Tish e Fonny si amano, hanno vent’anni e vivono ad Harlem, il loro amore è particolare, si conoscono fin da bambini, un tempo giocavano come fratello e sorella ora sono fidanzati. La città però è dura, le discriminazioni sono vivide e crudeli e un giorno Fonny viene accusato di un crimine che non ha commesso. Tish con il fidanzato in carcere scopre di essere incinta e farà di tutto per tirarlo fuori e ricongiungere il suo sogno di famiglia.
“Se la strada potesse parlare”, scritto nello stesso periodo e a distanza di qualche settimana da “Moonlight”, parla ancora una volta del ghetto afroamericano, ma dalle luci al neon e le scelte fotografiche del film Premio Oscar, Barry Jenkins, passa ad un racconto visivamente diverso, dal punto di vista della fotografia fa una scelta forse più convenzionale ma non esente da virtuosismi.
Il racconto è quello della New York anni 70. Si parla di una storia d’amore in particolare e se in “Moonlight”, che parla anch’esso molto d’amore, c’era maggiormente la componente della formazione, in questo film si riflette più esplicitamente sulle discriminazioni razziali, a costituire anche qui un’opera sociale di minoranze, li l’omosessualità, qui il colore della pelle, che in un’epoca come quella recente dell’America di Trump, con il ritorno degli estremismi di destra, dei movimenti neonazisti, xenofobi e razzisti, porta con sé una missione più che necessaria.
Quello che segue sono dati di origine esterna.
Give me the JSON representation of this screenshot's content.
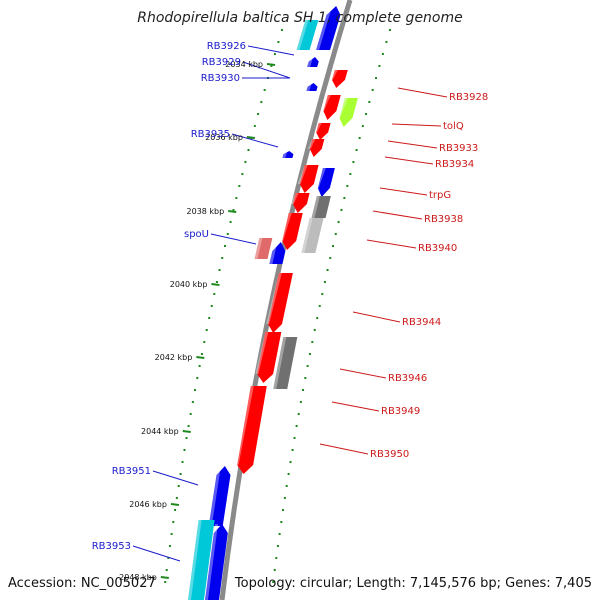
{
  "title": "Rhodopirellula baltica SH 1, complete genome",
  "footer": {
    "accession": "Accession: NC_005027",
    "topology": "Topology: circular; Length: 7,145,576 bp; Genes: 7,405"
  },
  "colors": {
    "backbone": "#8a8a8a",
    "tick": "#1e8a1e",
    "forward_label": "#1a1acc",
    "reverse_label": "#cc1a1a",
    "red_gene": "#ff0000",
    "blue_gene": "#0000ee",
    "cyan_gene": "#00c8d8",
    "green_gene": "#aaff33",
    "gray_gene": "#707070",
    "pink_gene": "#e06a6a"
  },
  "kbp_ticks": [
    "2034 kbp",
    "2036 kbp",
    "2038 kbp",
    "2040 kbp",
    "2042 kbp",
    "2044 kbp",
    "2046 kbp",
    "2048 kbp"
  ],
  "forward_labels": [
    "RB3926",
    "RB3929",
    "RB3930",
    "RB3935",
    "spoU",
    "RB3951",
    "RB3953"
  ],
  "reverse_labels": [
    "RB3928",
    "tolQ",
    "RB3933",
    "RB3934",
    "trpG",
    "RB3938",
    "RB3940",
    "RB3944",
    "RB3946",
    "RB3949",
    "RB3950"
  ]
}
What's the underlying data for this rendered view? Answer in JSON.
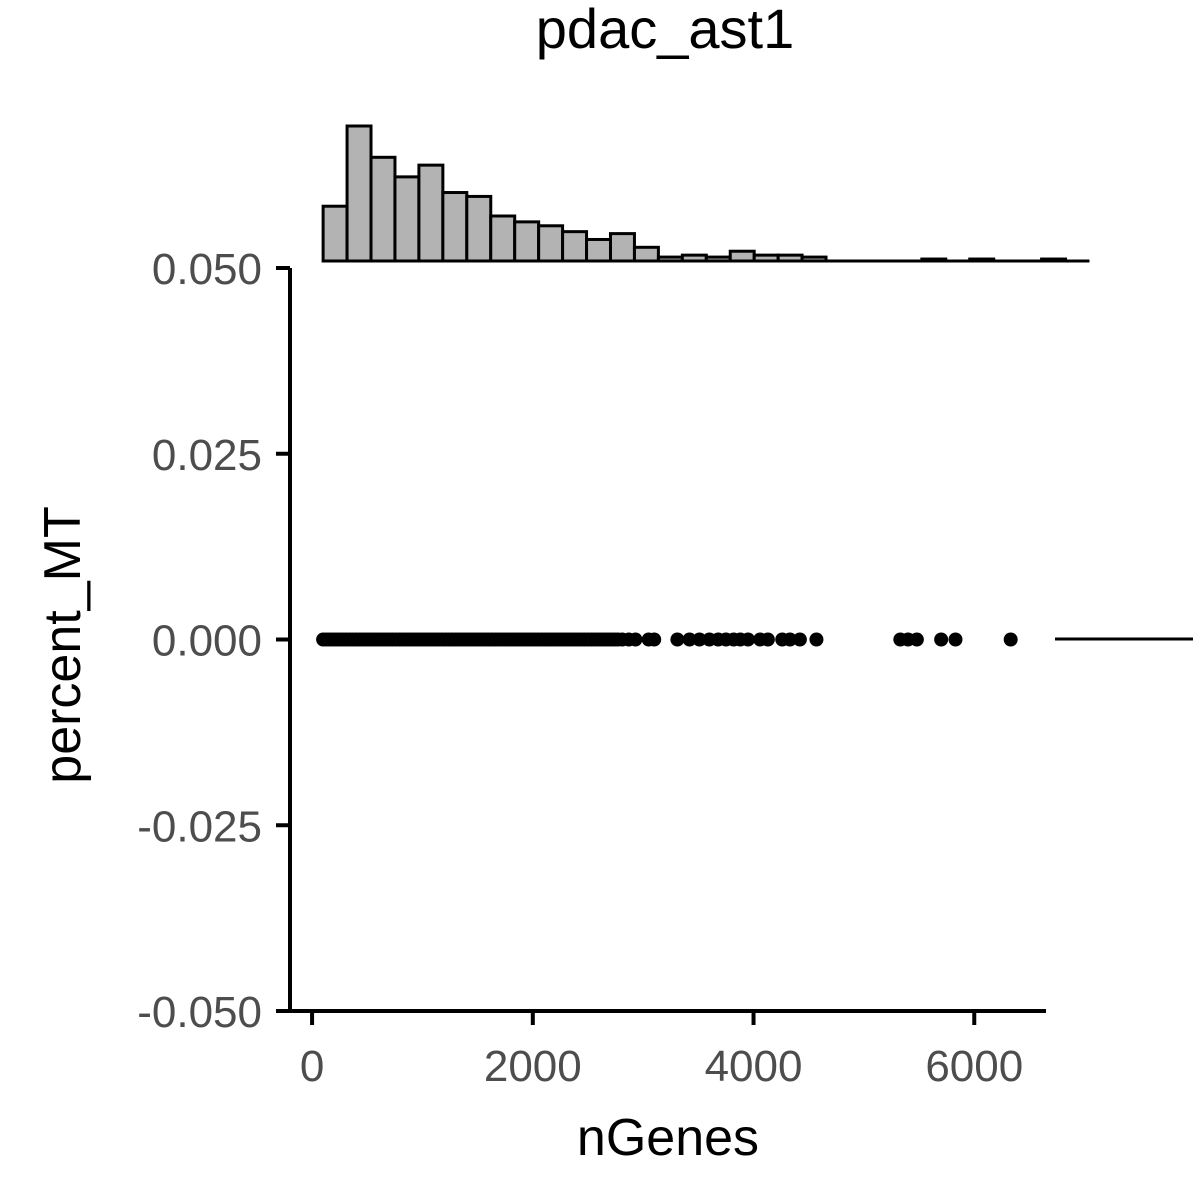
{
  "chart_data": {
    "type": "scatter",
    "title": "pdac_ast1",
    "xlabel": "nGenes",
    "ylabel": "percent_MT",
    "xlim": [
      -200,
      6650
    ],
    "ylim": [
      -0.05,
      0.05
    ],
    "x_ticks": [
      {
        "value": 0,
        "label": "0"
      },
      {
        "value": 2000,
        "label": "2000"
      },
      {
        "value": 4000,
        "label": "4000"
      },
      {
        "value": 6000,
        "label": "6000"
      }
    ],
    "y_ticks": [
      {
        "value": 0.05,
        "label": "0.050"
      },
      {
        "value": 0.025,
        "label": "0.025"
      },
      {
        "value": 0.0,
        "label": "0.000"
      },
      {
        "value": -0.025,
        "label": "-0.025"
      },
      {
        "value": -0.05,
        "label": "-0.050"
      }
    ],
    "grid": false,
    "legend": "right",
    "legend_visible_mark": "line",
    "points": {
      "y": 0,
      "x": [
        100,
        130,
        160,
        190,
        220,
        250,
        280,
        310,
        340,
        370,
        400,
        430,
        460,
        490,
        520,
        550,
        580,
        610,
        640,
        670,
        700,
        730,
        760,
        790,
        820,
        850,
        880,
        910,
        940,
        970,
        1000,
        1030,
        1060,
        1090,
        1120,
        1150,
        1180,
        1210,
        1240,
        1270,
        1300,
        1330,
        1360,
        1390,
        1420,
        1450,
        1480,
        1510,
        1540,
        1570,
        1600,
        1630,
        1660,
        1690,
        1720,
        1750,
        1780,
        1810,
        1840,
        1870,
        1900,
        1930,
        1960,
        1990,
        2020,
        2050,
        2080,
        2110,
        2140,
        2170,
        2200,
        2230,
        2260,
        2290,
        2320,
        2350,
        2380,
        2410,
        2440,
        2470,
        2500,
        2530,
        2560,
        2590,
        2620,
        2650,
        2680,
        2710,
        2740,
        2770,
        2810,
        2870,
        2930,
        3050,
        3100,
        3310,
        3420,
        3510,
        3600,
        3680,
        3750,
        3820,
        3880,
        3950,
        4060,
        4130,
        4260,
        4330,
        4420,
        4570,
        5330,
        5400,
        5480,
        5700,
        5830,
        6330
      ],
      "color": "#000000"
    },
    "histogram": {
      "bin_width": 217,
      "start": 100,
      "counts": [
        74,
        156,
        124,
        104,
        116,
        88,
        84,
        64,
        58,
        54,
        48,
        40,
        46,
        32,
        22,
        24,
        22,
        28,
        24,
        24,
        22,
        18,
        18,
        18,
        18,
        20,
        18,
        20,
        18,
        18,
        20,
        18
      ],
      "baseline": 18,
      "max_count": 156,
      "fill": "#b3b3b3",
      "stroke": "#000000"
    }
  }
}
Barry Jenkins, che qui riadatta per il cinema l’omonimo romanzo di James Baldwin, alla prima trasposizione cinematografica in lingua inglese, confeziona il suo film-tributo allo scrittore di culto afroamericano. Riesce a rendere le sue parole e la poesia delle emozioni con le immagini, con il pathos dei passaggi al rallenty e i suoni che valorizzano aspetti di quel mondo “black” e della relazione d’amore fra Tish e Fonny. Perciò con la macchina da presa sta vicino ai personaggi, ne coglie i respiri e le movenze, si poggia sui loro corpi, alterna l’intimo delle inquadrature strette ai campi lunghi della narrazione sociale sulle strade di Harlem.
Ritorna più forte che mai un tema caro a Jenkins: la famiglia. Oltre all’amore di coppia, il regista di “Liberty City” racconta ancora una volta la famiglia afroamericana, l’amore di una mamma, di una sorella e di un padre, filtrate dalla vita difficile nel ghetto. Così la forza di reagire con i propri cari, facendosi forza in gruppo.
I due giovani interpreti fanno un grande lavoro nel film, ma anche le parti di supporto (una su tutte Regina King che interpreta Sharon Rivers, la madre di Tish) vanno a rinvigorire una prova attoriale di insieme veramente importante. Jenkins incasella un’altra prova importante, un regista giovane che ha già fatto vedere molte cose interessanti, saremo curiosi di vedere l’evolvere della sua opera a venire. La giovane Kiki Layne buca letteralmente lo schermo, sentiremo parlare a lungo di lei.
Una storia d’America, dei neri d’America, fatta di forza, di battaglie e di speranza. Quello che passa oltre ai pregiudizi razziali è un film di amore e umanità nonostante tutto, un messaggio di speranza c’è sempre seppur quasi soli in un mondo di troppe persone meschine e crudeli.